During my distressingly long career in the legal academy, I've had several Mormon colleagues. In general, I've assiduously avoided discussing LGBT issues with them. I mean, why? So imagine the squirmy feeling that crawled across and then into my body a couple of years ago when forced into such a conversation. I was in a van with one such colleague on the way from the New Orleans airport to downtown, for a conference of law professors. I might have made the mistake of answering his question about the subject of my presentation. (Answer: "gay, gay, gay...." Or at least that's what I'm guessing he heard.) Then he said something like: "I guess we've never talked about this."

"This"? Uh, oh.

And it didn't start well. He said something politely vague about the position of the LDS on same-sex conduct and relationships, and it seemed clear he agreed with that stance. I was looking for an emergency exit.

But then he knocked me back.

Some "of us," he said, were uncomfortable with the Church's involvement in Prop 8. After all, he added, Mormons should be more wary than most about the government's involvement in religious matters. He was alluding to the way the U.S. had strong-armed the Mormons into abandoning polygamy, of course. Recall that Utah's application for statehood was denied until the Church (which for this purpose we can treat as co-extensive with Utah) renounced the practice. He then suggested that I had the responsibility to think critically about not just whether same-sex couples should be able to marry, but about whether other restrictions -- notably including the ban on plural marriages -- was justified. (I'm still evolving on the issue.)

More recently, I was trapped in another confined space with a Mormon! In his office, a different LDS faculty member went out of his way to express eloquent thoughts about the value of us, the gays. Again, I didn't want this conversation. He brought up what he had to say to his (many!) kids about LGBT issues. I could see he was about to say something sympathetic, so I jumped in with "so you're teaching them tolerance....?" I was hoping to spit that out and then stride briskly away.
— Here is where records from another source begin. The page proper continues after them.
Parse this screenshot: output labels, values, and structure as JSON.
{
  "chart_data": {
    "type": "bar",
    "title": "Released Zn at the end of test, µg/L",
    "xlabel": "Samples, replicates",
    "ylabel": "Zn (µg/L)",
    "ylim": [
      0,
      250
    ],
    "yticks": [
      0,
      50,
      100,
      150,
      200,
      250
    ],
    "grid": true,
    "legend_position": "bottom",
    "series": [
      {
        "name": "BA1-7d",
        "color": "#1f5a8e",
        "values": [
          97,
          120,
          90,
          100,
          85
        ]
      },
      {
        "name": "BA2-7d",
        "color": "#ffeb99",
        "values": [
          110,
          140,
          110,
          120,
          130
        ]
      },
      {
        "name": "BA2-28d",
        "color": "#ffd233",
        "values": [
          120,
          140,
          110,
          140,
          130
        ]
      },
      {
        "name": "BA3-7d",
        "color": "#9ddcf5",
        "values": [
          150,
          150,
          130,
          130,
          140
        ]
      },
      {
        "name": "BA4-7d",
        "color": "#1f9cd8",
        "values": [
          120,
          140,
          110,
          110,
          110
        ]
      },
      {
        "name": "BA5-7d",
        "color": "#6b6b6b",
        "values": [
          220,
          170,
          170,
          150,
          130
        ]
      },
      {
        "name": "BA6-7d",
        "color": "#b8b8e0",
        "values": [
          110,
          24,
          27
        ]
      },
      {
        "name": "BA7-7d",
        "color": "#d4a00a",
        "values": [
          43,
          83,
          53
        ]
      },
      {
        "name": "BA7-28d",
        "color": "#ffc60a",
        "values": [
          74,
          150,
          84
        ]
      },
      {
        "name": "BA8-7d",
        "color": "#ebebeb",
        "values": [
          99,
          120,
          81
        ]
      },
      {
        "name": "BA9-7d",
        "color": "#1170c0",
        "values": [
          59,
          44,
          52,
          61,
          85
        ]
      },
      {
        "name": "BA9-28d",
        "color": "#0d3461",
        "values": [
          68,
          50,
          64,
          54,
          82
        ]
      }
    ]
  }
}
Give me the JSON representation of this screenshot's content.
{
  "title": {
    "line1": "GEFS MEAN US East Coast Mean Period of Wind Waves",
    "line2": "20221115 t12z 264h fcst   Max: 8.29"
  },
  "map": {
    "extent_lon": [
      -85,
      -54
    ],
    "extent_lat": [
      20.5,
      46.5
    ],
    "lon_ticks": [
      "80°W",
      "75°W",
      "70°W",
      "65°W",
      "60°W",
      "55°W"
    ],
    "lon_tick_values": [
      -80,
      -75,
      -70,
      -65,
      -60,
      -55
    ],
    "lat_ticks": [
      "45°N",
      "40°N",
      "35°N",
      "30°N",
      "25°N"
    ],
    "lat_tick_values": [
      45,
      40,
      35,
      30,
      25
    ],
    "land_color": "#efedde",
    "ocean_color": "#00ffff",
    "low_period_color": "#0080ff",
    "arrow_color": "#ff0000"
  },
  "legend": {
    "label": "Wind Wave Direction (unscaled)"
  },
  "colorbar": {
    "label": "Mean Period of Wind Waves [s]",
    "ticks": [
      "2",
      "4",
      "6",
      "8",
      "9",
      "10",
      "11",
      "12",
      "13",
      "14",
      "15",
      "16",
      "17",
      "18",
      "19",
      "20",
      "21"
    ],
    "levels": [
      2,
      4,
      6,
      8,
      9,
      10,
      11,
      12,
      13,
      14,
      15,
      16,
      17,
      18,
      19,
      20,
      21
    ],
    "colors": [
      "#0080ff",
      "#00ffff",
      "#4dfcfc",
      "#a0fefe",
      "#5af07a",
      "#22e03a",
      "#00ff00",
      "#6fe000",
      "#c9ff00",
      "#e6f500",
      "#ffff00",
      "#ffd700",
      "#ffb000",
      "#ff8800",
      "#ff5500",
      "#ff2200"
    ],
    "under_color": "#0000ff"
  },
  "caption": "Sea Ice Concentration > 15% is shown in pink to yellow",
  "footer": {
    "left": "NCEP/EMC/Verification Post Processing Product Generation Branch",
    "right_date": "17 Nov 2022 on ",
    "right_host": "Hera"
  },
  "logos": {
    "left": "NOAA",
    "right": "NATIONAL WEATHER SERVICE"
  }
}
"No," he replied. And here I'm paraphrasing what he said next: "We're teaching them that gay and lesbian people are human beings with value and who should be treasured like everyone else." I know, the cynics are reading this and saying: "Sigh. It's a law professor's version of 'love the sinner, hate the sin.'" But it sure didn't sound qualified in that way to me -- whatever his moral view on same-sex intimacy. There was a certain emotional intimacy in the way he spoke that can't be dismissed with a catch phrase.

So I'm not completely surprised that LDS has withdrawn from the fight, leaving only the risibly inept and now underfunded National Organization for Marriage to carry the flickering torch for "traditional" marriage. (It was probably over for them when they made this video, the parodies of which are entirely superfluous.)

What's that you say? I'm extrapolating from two Mormons to an entire church? Guilty, but only to an extent. Recall that my colleague in the van claimed to be speaking for many others. If he's right, I'm grateful. Sometimes, it's enough to get out of the way.